The Enterprise contract had previously caused controversy when it was discovered that Trustee Tom Reilly Jr. had attended the wedding of then student Trustee Casey Cox who just happened to be marrying an employee of Enterprise. While at the wedding Reilly, a former Indianapolis chemical company owner with degrees from Harvard and Stanford, cornered the ride’s boss and asked him, “if he’d cut prices to get a contract with IU,” to which the manager replied, “I would cut it a bunch.”
Also causing controversy was IU’s public-private partnership with search engine platform ChaCha. Charges of conflict of interest arose as IU’s IT guru and newly named President, Michael McRobbie, who had been on the Board of Carmel, Indiana based ChaCha, entered into an agreement which basically conscripted IU library staff as unpaid employees of ChaCha. McRobbie said he resigned from the ChaCha Board on March 1, 2007 when he was appointed President of IU, but SEC filings made three months later still identified him as a member of that Board.
Strong, a Purdue graduate appointed by Governor Mitch Daniels in 2010, argues that investors “around the world are sitting on piles of money looking for a low-yield market,” while Associate Dean of the McCormick School of Engineering and Applied Science at Northwestern University, Joseph Schofer, notes that, “After sitting on the sidelines during the recession, private investors are eager to invest for a longer term payback.” Chicago expects its first public-private partnership will be about $200 million in energy efficiency repairs and upgrades to city properties which is expected to save the city $20 million a year in energy costs, money that will be used to pay investors instead of reinvesting in the public good.
Dean Schofer notes that, “investors are going to put dollars down to make this happen because unlike the public sector, which doesn’t have the money to spend, these folks have the time to wait for the return, even if it is 5 to 7 percent over 30 years.”
What is maddening is that these individuals and investment concerns have amassed these massive piles of money they are anxious to park in safe, publicly guaranteed, “investments” through massive redistribution of wealth that has dried up public money while grossly enriching a very small segment of society while the greater mass of society literally pays through higher fees and tolls accompanied by a decline in service and a rise among the ranks of the working poor.

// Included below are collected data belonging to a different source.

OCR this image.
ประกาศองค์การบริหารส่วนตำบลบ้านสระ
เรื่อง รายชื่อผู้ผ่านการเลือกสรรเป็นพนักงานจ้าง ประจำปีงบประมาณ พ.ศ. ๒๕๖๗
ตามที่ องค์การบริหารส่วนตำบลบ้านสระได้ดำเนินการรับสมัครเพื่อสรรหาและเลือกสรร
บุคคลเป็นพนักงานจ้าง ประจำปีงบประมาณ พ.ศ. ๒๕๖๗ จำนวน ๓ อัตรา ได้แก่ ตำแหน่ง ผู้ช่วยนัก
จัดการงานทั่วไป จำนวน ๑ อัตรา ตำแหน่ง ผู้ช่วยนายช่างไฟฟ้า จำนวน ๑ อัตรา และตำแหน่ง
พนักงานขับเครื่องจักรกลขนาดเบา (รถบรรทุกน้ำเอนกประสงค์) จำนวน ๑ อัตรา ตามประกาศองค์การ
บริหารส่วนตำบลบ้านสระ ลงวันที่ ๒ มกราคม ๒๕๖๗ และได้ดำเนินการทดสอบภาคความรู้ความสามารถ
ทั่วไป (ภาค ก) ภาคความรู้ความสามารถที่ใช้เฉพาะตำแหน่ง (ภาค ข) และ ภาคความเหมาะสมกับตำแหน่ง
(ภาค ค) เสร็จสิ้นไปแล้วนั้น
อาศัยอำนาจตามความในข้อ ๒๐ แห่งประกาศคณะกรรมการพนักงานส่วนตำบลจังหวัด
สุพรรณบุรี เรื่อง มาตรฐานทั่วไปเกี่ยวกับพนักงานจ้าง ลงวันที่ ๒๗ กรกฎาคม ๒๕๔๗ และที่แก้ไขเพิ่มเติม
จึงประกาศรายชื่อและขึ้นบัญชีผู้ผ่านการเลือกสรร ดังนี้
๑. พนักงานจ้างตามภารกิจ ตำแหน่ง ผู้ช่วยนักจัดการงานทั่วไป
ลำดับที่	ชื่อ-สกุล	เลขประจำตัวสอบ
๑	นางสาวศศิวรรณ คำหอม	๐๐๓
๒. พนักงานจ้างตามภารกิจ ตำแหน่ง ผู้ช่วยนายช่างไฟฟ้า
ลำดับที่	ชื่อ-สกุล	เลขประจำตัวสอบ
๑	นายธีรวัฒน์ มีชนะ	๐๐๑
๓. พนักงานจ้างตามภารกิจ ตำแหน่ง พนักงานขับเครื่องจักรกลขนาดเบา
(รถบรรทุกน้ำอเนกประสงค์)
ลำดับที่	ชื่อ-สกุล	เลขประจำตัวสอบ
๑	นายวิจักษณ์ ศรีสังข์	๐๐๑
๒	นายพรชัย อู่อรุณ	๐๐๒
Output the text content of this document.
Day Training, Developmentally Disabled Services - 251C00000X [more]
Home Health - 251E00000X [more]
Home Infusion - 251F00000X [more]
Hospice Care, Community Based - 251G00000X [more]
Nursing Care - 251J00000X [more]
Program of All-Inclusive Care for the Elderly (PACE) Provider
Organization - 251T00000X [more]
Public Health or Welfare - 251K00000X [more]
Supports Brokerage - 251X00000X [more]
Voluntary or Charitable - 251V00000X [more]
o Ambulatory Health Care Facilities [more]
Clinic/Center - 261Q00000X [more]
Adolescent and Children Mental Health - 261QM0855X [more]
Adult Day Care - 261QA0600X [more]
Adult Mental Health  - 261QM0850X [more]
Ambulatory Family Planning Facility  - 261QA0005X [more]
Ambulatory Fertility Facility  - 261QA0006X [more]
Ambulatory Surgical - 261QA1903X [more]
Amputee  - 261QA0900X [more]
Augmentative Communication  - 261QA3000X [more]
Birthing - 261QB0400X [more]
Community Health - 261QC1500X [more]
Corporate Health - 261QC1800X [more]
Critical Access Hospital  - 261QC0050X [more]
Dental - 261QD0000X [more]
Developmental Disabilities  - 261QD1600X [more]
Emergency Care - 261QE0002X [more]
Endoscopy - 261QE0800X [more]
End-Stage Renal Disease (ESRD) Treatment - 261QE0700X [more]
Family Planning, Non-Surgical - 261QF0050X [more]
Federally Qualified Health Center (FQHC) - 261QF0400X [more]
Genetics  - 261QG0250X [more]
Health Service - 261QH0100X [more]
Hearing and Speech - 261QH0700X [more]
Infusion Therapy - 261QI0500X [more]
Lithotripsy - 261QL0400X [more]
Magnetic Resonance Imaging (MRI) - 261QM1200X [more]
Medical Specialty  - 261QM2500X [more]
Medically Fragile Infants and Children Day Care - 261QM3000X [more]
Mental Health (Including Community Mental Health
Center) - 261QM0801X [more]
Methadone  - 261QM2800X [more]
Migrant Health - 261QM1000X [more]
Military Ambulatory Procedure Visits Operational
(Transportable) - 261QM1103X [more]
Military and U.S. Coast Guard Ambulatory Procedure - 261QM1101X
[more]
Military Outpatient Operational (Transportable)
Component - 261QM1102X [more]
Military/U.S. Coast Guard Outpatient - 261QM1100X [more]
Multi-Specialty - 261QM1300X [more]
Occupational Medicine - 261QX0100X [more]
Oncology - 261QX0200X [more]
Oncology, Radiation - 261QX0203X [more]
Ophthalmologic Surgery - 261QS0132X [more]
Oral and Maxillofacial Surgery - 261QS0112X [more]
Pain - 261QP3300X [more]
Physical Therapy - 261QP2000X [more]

Trustee Strong, one of 9 Trustees appointed to the Board by Governor Mitch Daniels, cites the need to focus on the Universities “core missions” which he cites as “teaching” and “research” without mentioning that vital third rail of university worth: service to the community. That has been stretched to include this notion if the University in any way has served the World in general it has served its “community” but when you lose sight of the community you can reach out and touch, when the University and the Polis fail to lead by example and live their ideals in action, then community becomes nothing more than a convenient and mutable abstraction and what remains after the Body Politic is to be laid upon the Commons for the Vultures to pick clean our bones.